JIMMY "T99" NELSON
Jimmy Nelson, a California protege of Big Joe Turner, was 32 when his "T99 Blues" became a No. 1 R&B single in 1951. He never had another hit, but he continued to record, perform and compose. His songs were recorded by everyone from Bullmoose Jackson to Charlie Musselwhite. Now, 54 years later, the 86-year-old Nelson has released his third album in six years, "The Legend." His buttery tenor is in surprisingly good shape and so is his sense of humor. The result is a disc as enjoyable for its new music as for its back story.

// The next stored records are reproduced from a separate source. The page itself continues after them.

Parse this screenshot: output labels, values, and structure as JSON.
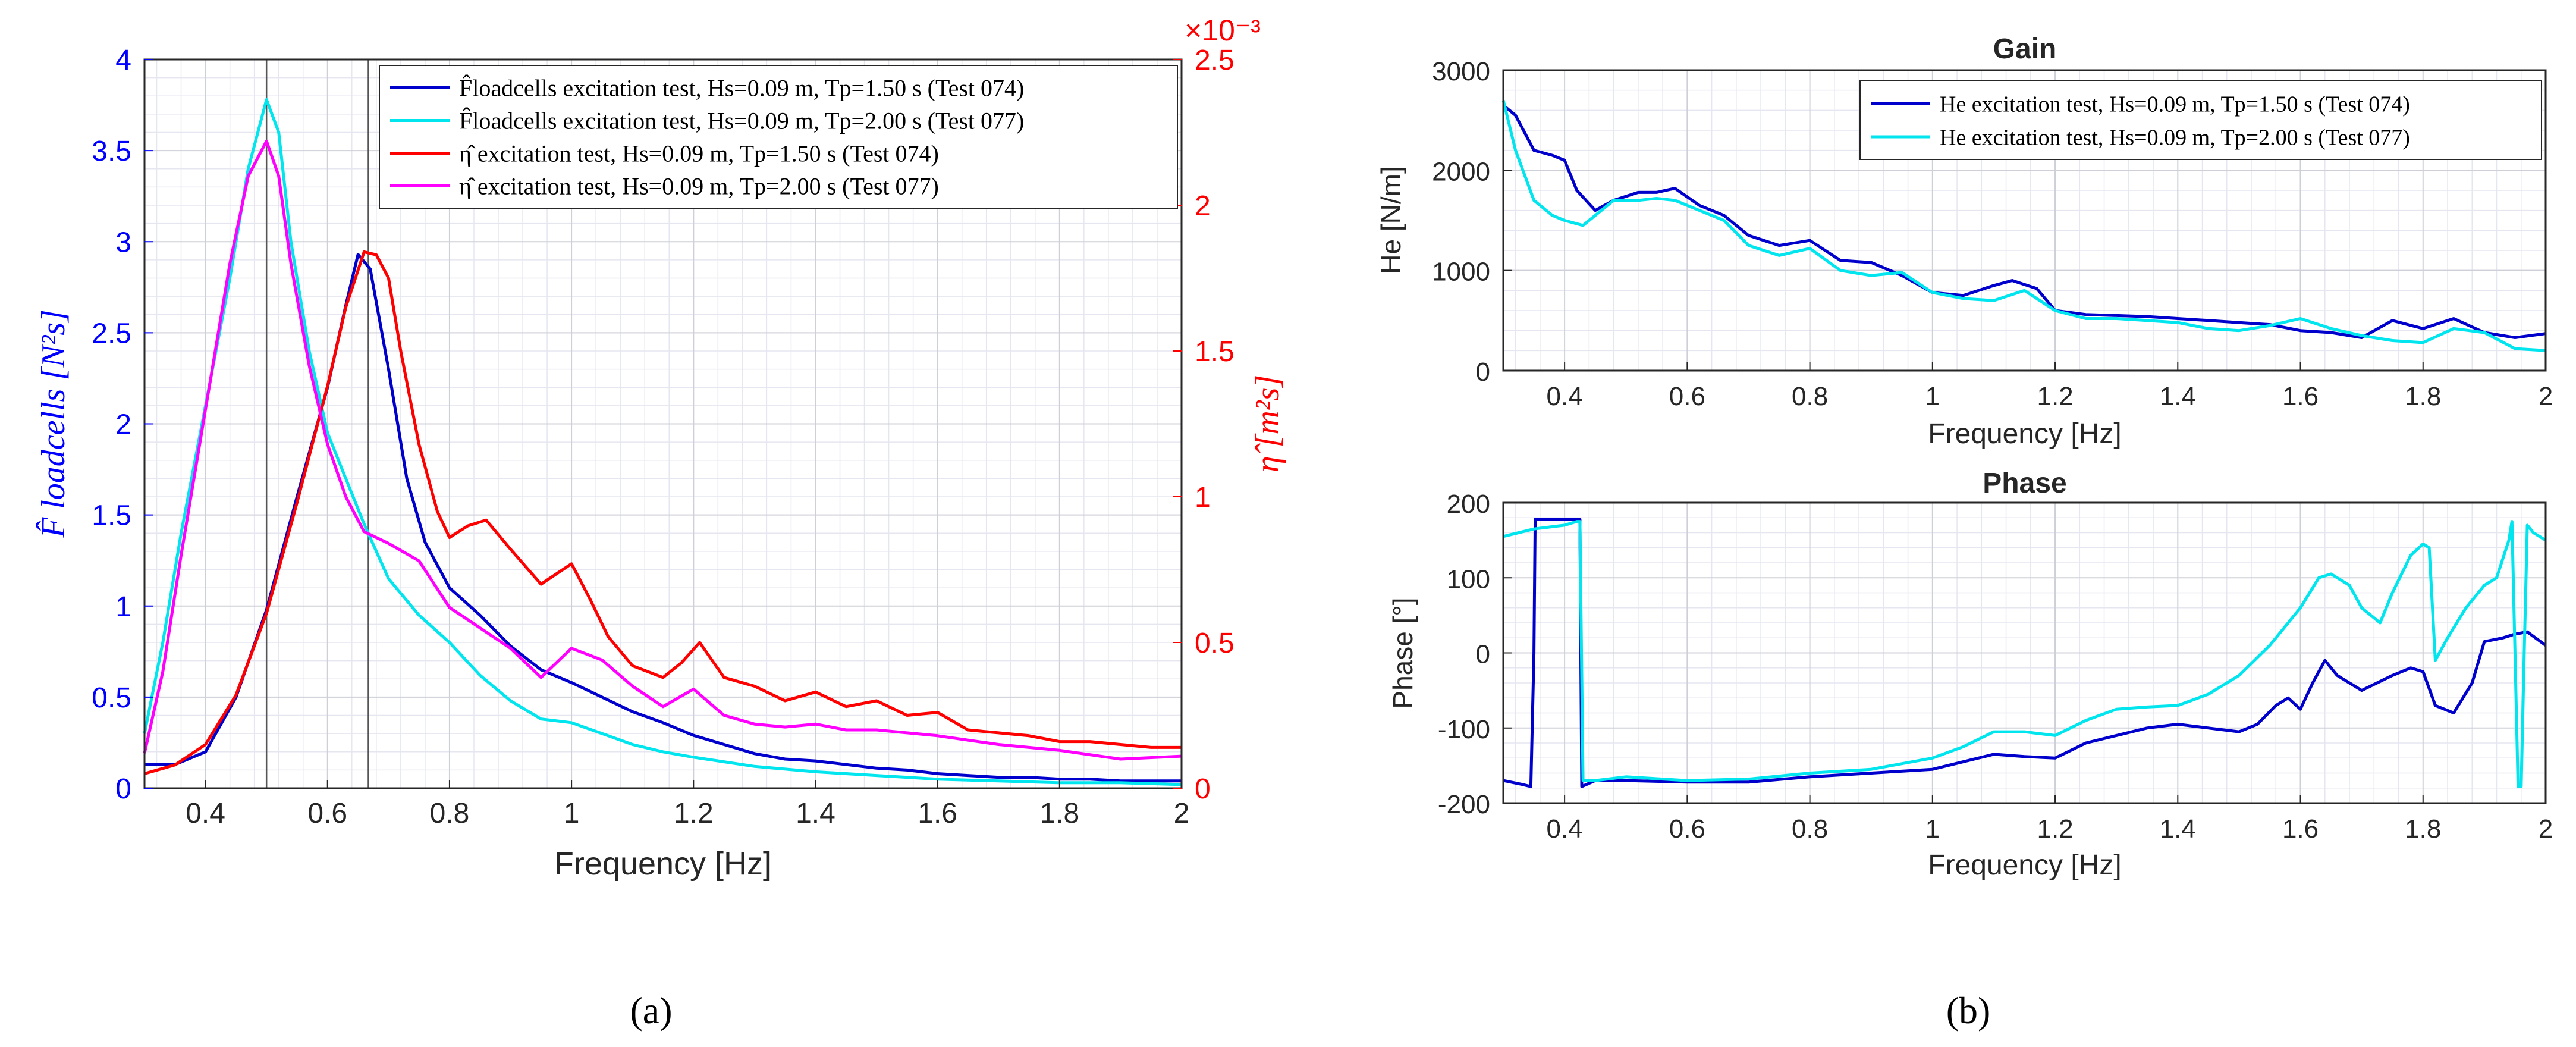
{
  "figure_labels": {
    "a": "(a)",
    "b": "(b)"
  },
  "chart_data": [
    {
      "id": "a",
      "type": "line",
      "title": "",
      "xlabel": "Frequency [Hz]",
      "ylabel_left": "F̂ loadcells [N²s]",
      "ylabel_right": "η̂ [m²s]",
      "xlim": [
        0.3,
        2.0
      ],
      "ylim_left": [
        0,
        4
      ],
      "ylim_right": [
        0,
        2.5
      ],
      "right_axis_exponent": "×10⁻³",
      "grid": true,
      "legend_position": "top-right",
      "x_ticks": [
        "0.4",
        "0.6",
        "0.8",
        "1",
        "1.2",
        "1.4",
        "1.6",
        "1.8",
        "2"
      ],
      "y_left_ticks": [
        "0",
        "0.5",
        "1",
        "1.5",
        "2",
        "2.5",
        "3",
        "3.5",
        "4"
      ],
      "y_right_ticks": [
        "0",
        "0.5",
        "1",
        "1.5",
        "2",
        "2.5"
      ],
      "vertical_lines": [
        0.5,
        0.667
      ],
      "series": [
        {
          "name": "F̂loadcells excitation test, Hs=0.09 m, Tp=1.50 s (Test 074)",
          "color": "#0000cd",
          "axis": "left",
          "x": [
            0.3,
            0.35,
            0.4,
            0.45,
            0.5,
            0.55,
            0.6,
            0.63,
            0.65,
            0.67,
            0.7,
            0.73,
            0.76,
            0.8,
            0.85,
            0.9,
            0.95,
            1.0,
            1.05,
            1.1,
            1.15,
            1.2,
            1.25,
            1.3,
            1.35,
            1.4,
            1.45,
            1.5,
            1.55,
            1.6,
            1.65,
            1.7,
            1.75,
            1.8,
            1.85,
            1.9,
            1.95,
            2.0
          ],
          "y": [
            0.13,
            0.13,
            0.2,
            0.5,
            0.98,
            1.6,
            2.2,
            2.65,
            2.93,
            2.85,
            2.3,
            1.7,
            1.35,
            1.1,
            0.95,
            0.78,
            0.65,
            0.58,
            0.5,
            0.42,
            0.36,
            0.29,
            0.24,
            0.19,
            0.16,
            0.15,
            0.13,
            0.11,
            0.1,
            0.08,
            0.07,
            0.06,
            0.06,
            0.05,
            0.05,
            0.04,
            0.04,
            0.04
          ]
        },
        {
          "name": "F̂loadcells excitation test, Hs=0.09 m, Tp=2.00 s (Test 077)",
          "color": "#00e5ee",
          "axis": "left",
          "x": [
            0.3,
            0.33,
            0.36,
            0.4,
            0.44,
            0.47,
            0.5,
            0.52,
            0.54,
            0.57,
            0.6,
            0.63,
            0.66,
            0.7,
            0.75,
            0.8,
            0.85,
            0.9,
            0.95,
            1.0,
            1.05,
            1.1,
            1.15,
            1.2,
            1.3,
            1.4,
            1.5,
            1.6,
            1.7,
            1.8,
            1.9,
            2.0
          ],
          "y": [
            0.3,
            0.8,
            1.4,
            2.1,
            2.8,
            3.4,
            3.78,
            3.6,
            3.0,
            2.4,
            1.95,
            1.7,
            1.45,
            1.15,
            0.95,
            0.8,
            0.62,
            0.48,
            0.38,
            0.36,
            0.3,
            0.24,
            0.2,
            0.17,
            0.12,
            0.09,
            0.07,
            0.05,
            0.04,
            0.03,
            0.03,
            0.02
          ]
        },
        {
          "name": "η̂ excitation test, Hs=0.09 m, Tp=1.50 s (Test 074)",
          "color": "#ff0000",
          "axis": "right",
          "x": [
            0.3,
            0.35,
            0.4,
            0.45,
            0.5,
            0.55,
            0.6,
            0.63,
            0.66,
            0.68,
            0.7,
            0.72,
            0.75,
            0.78,
            0.8,
            0.83,
            0.86,
            0.9,
            0.95,
            1.0,
            1.03,
            1.06,
            1.1,
            1.15,
            1.18,
            1.21,
            1.25,
            1.3,
            1.35,
            1.4,
            1.45,
            1.5,
            1.55,
            1.6,
            1.65,
            1.7,
            1.75,
            1.8,
            1.85,
            1.9,
            1.95,
            2.0
          ],
          "y": [
            0.05,
            0.08,
            0.15,
            0.32,
            0.6,
            0.98,
            1.38,
            1.65,
            1.84,
            1.83,
            1.75,
            1.5,
            1.18,
            0.95,
            0.86,
            0.9,
            0.92,
            0.82,
            0.7,
            0.77,
            0.65,
            0.52,
            0.42,
            0.38,
            0.43,
            0.5,
            0.38,
            0.35,
            0.3,
            0.33,
            0.28,
            0.3,
            0.25,
            0.26,
            0.2,
            0.19,
            0.18,
            0.16,
            0.16,
            0.15,
            0.14,
            0.14
          ]
        },
        {
          "name": "η̂ excitation test, Hs=0.09 m, Tp=2.00 s (Test 077)",
          "color": "#ff00ff",
          "axis": "right",
          "x": [
            0.3,
            0.33,
            0.36,
            0.4,
            0.44,
            0.47,
            0.5,
            0.52,
            0.54,
            0.57,
            0.6,
            0.63,
            0.66,
            0.7,
            0.75,
            0.8,
            0.85,
            0.9,
            0.95,
            1.0,
            1.05,
            1.1,
            1.15,
            1.2,
            1.25,
            1.3,
            1.35,
            1.4,
            1.45,
            1.5,
            1.6,
            1.7,
            1.8,
            1.9,
            2.0
          ],
          "y": [
            0.12,
            0.4,
            0.8,
            1.3,
            1.8,
            2.1,
            2.22,
            2.1,
            1.8,
            1.45,
            1.18,
            1.0,
            0.88,
            0.84,
            0.78,
            0.62,
            0.55,
            0.48,
            0.38,
            0.48,
            0.44,
            0.35,
            0.28,
            0.34,
            0.25,
            0.22,
            0.21,
            0.22,
            0.2,
            0.2,
            0.18,
            0.15,
            0.13,
            0.1,
            0.11
          ]
        }
      ]
    },
    {
      "id": "b-gain",
      "type": "line",
      "title": "Gain",
      "xlabel": "Frequency [Hz]",
      "ylabel": "He [N/m]",
      "xlim": [
        0.3,
        2.0
      ],
      "ylim": [
        0,
        3000
      ],
      "grid": true,
      "legend_position": "top-right",
      "x_ticks": [
        "0.4",
        "0.6",
        "0.8",
        "1",
        "1.2",
        "1.4",
        "1.6",
        "1.8",
        "2"
      ],
      "y_ticks": [
        "0",
        "1000",
        "2000",
        "3000"
      ],
      "series": [
        {
          "name": "He excitation test, Hs=0.09 m, Tp=1.50 s (Test 074)",
          "color": "#0000cd",
          "x": [
            0.3,
            0.32,
            0.35,
            0.38,
            0.4,
            0.42,
            0.45,
            0.48,
            0.52,
            0.55,
            0.58,
            0.62,
            0.66,
            0.7,
            0.75,
            0.8,
            0.85,
            0.9,
            0.95,
            1.0,
            1.05,
            1.1,
            1.13,
            1.17,
            1.2,
            1.25,
            1.3,
            1.35,
            1.4,
            1.45,
            1.5,
            1.55,
            1.6,
            1.65,
            1.7,
            1.75,
            1.8,
            1.85,
            1.9,
            1.95,
            2.0
          ],
          "y": [
            2650,
            2550,
            2200,
            2150,
            2100,
            1800,
            1600,
            1700,
            1780,
            1780,
            1820,
            1650,
            1550,
            1350,
            1250,
            1300,
            1100,
            1080,
            950,
            780,
            750,
            850,
            900,
            820,
            600,
            560,
            550,
            540,
            520,
            500,
            480,
            460,
            400,
            380,
            330,
            500,
            420,
            520,
            380,
            330,
            370
          ]
        },
        {
          "name": "He excitation test, Hs=0.09 m, Tp=2.00 s (Test 077)",
          "color": "#00e5ee",
          "x": [
            0.3,
            0.32,
            0.35,
            0.38,
            0.4,
            0.43,
            0.45,
            0.48,
            0.52,
            0.55,
            0.58,
            0.62,
            0.66,
            0.7,
            0.75,
            0.8,
            0.85,
            0.9,
            0.95,
            1.0,
            1.05,
            1.1,
            1.15,
            1.2,
            1.25,
            1.3,
            1.35,
            1.4,
            1.45,
            1.5,
            1.55,
            1.6,
            1.65,
            1.7,
            1.75,
            1.8,
            1.85,
            1.9,
            1.95,
            2.0
          ],
          "y": [
            2700,
            2200,
            1700,
            1550,
            1500,
            1450,
            1550,
            1700,
            1700,
            1720,
            1700,
            1600,
            1500,
            1250,
            1150,
            1220,
            1000,
            950,
            980,
            780,
            720,
            700,
            800,
            600,
            520,
            520,
            500,
            480,
            420,
            400,
            450,
            520,
            420,
            350,
            300,
            280,
            420,
            380,
            220,
            200
          ]
        }
      ]
    },
    {
      "id": "b-phase",
      "type": "line",
      "title": "Phase",
      "xlabel": "Frequency [Hz]",
      "ylabel": "Phase [°]",
      "xlim": [
        0.3,
        2.0
      ],
      "ylim": [
        -200,
        200
      ],
      "grid": true,
      "x_ticks": [
        "0.4",
        "0.6",
        "0.8",
        "1",
        "1.2",
        "1.4",
        "1.6",
        "1.8",
        "2"
      ],
      "y_ticks": [
        "-200",
        "-100",
        "0",
        "100",
        "200"
      ],
      "series": [
        {
          "name": "Test 074",
          "color": "#0000cd",
          "x": [
            0.3,
            0.33,
            0.345,
            0.35,
            0.352,
            0.38,
            0.41,
            0.425,
            0.428,
            0.45,
            0.5,
            0.6,
            0.7,
            0.8,
            0.9,
            1.0,
            1.05,
            1.1,
            1.15,
            1.2,
            1.25,
            1.3,
            1.35,
            1.4,
            1.45,
            1.5,
            1.53,
            1.56,
            1.58,
            1.6,
            1.62,
            1.64,
            1.66,
            1.7,
            1.75,
            1.78,
            1.8,
            1.82,
            1.85,
            1.88,
            1.9,
            1.93,
            1.95,
            1.97,
            2.0
          ],
          "y": [
            -170,
            -175,
            -178,
            0,
            178,
            178,
            178,
            178,
            -178,
            -170,
            -170,
            -172,
            -172,
            -165,
            -160,
            -155,
            -145,
            -135,
            -138,
            -140,
            -120,
            -110,
            -100,
            -95,
            -100,
            -105,
            -95,
            -70,
            -60,
            -75,
            -40,
            -10,
            -30,
            -50,
            -30,
            -20,
            -25,
            -70,
            -80,
            -40,
            15,
            20,
            25,
            28,
            10
          ]
        },
        {
          "name": "Test 077",
          "color": "#00e5ee",
          "x": [
            0.3,
            0.35,
            0.4,
            0.42,
            0.425,
            0.43,
            0.45,
            0.5,
            0.6,
            0.7,
            0.8,
            0.9,
            1.0,
            1.05,
            1.1,
            1.15,
            1.2,
            1.25,
            1.3,
            1.35,
            1.4,
            1.45,
            1.5,
            1.55,
            1.6,
            1.63,
            1.65,
            1.68,
            1.7,
            1.73,
            1.75,
            1.78,
            1.8,
            1.81,
            1.82,
            1.84,
            1.87,
            1.9,
            1.92,
            1.94,
            1.945,
            1.95,
            1.955,
            1.96,
            1.965,
            1.97,
            1.98,
            2.0
          ],
          "y": [
            155,
            165,
            170,
            175,
            175,
            -170,
            -170,
            -165,
            -170,
            -168,
            -160,
            -155,
            -140,
            -125,
            -105,
            -105,
            -110,
            -90,
            -75,
            -72,
            -70,
            -55,
            -30,
            10,
            60,
            100,
            105,
            90,
            60,
            40,
            80,
            130,
            145,
            140,
            -10,
            20,
            60,
            90,
            100,
            150,
            175,
            0,
            -178,
            -178,
            0,
            170,
            160,
            150
          ]
        }
      ]
    }
  ]
}
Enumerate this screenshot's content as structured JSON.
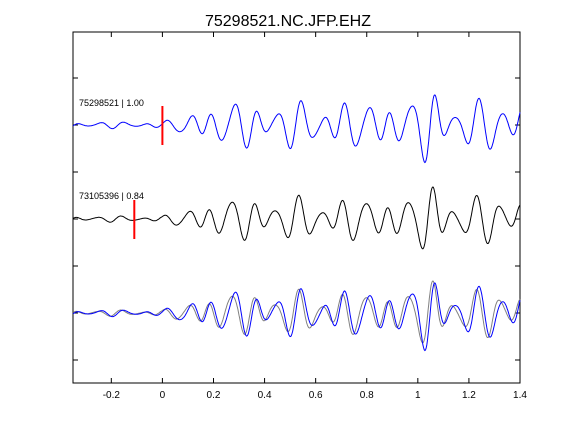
{
  "chart_data": {
    "type": "line",
    "title": "75298521.NC.JFP.EHZ",
    "xlabel": "",
    "ylabel": "",
    "xlim": [
      -0.35,
      1.4
    ],
    "x_ticks": [
      -0.2,
      0,
      0.2,
      0.4,
      0.6,
      0.8,
      1,
      1.2,
      1.4
    ],
    "x_tick_labels": [
      "-0.2",
      "0",
      "0.2",
      "0.4",
      "0.6",
      "0.8",
      "1",
      "1.2",
      "1.4"
    ],
    "grid": false,
    "legend": "none",
    "colors": {
      "template": "#0000ff",
      "match": "#000000",
      "overlay_match": "#808080",
      "pick": "#ff0000",
      "axes": "#000000"
    },
    "traces": [
      {
        "label": "75298521 | 1.00",
        "color": "#0000ff",
        "pick_time": 0.0
      },
      {
        "label": "73105396 | 0.84",
        "color": "#000000",
        "pick_time": -0.11
      }
    ],
    "overlay": {
      "series": [
        "75298521",
        "73105396"
      ],
      "colors": [
        "#0000ff",
        "#808080"
      ]
    }
  }
}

Like Nelson's recent outings for Bullseye and Nettie Marie, "The Legend" was produced by trombonist Carl Querfurth with instrumental support from fellow members of the Roomful of Blues alumni association, including guitarist Duke Robillard, pianist Matt McCabe and saxophonist Doug James. The horn and rhythm sections provide the finger-snapping swing of early '50s jump blues, and Nelson cruises through the groove with radiant self-assurance.
The album includes welcome remakes of Louis Jordan's "Run Joe," Willie Dixon's "Help Me" and Doc Pomus's "Still in Love," as well as a rewrite of Fats Domino's "Sick and Tired." But Nelson's own never-before-recorded compositions hold their own in this heady company, whether it's his philosophical look at life's disasters, "The Devil's Sending Up a Blessing to You," or his tribute to married sex, "One Step at a Time."
-- Geoffrey Himes
Appearing Friday and Saturday at the Crystal City Jazz Festival.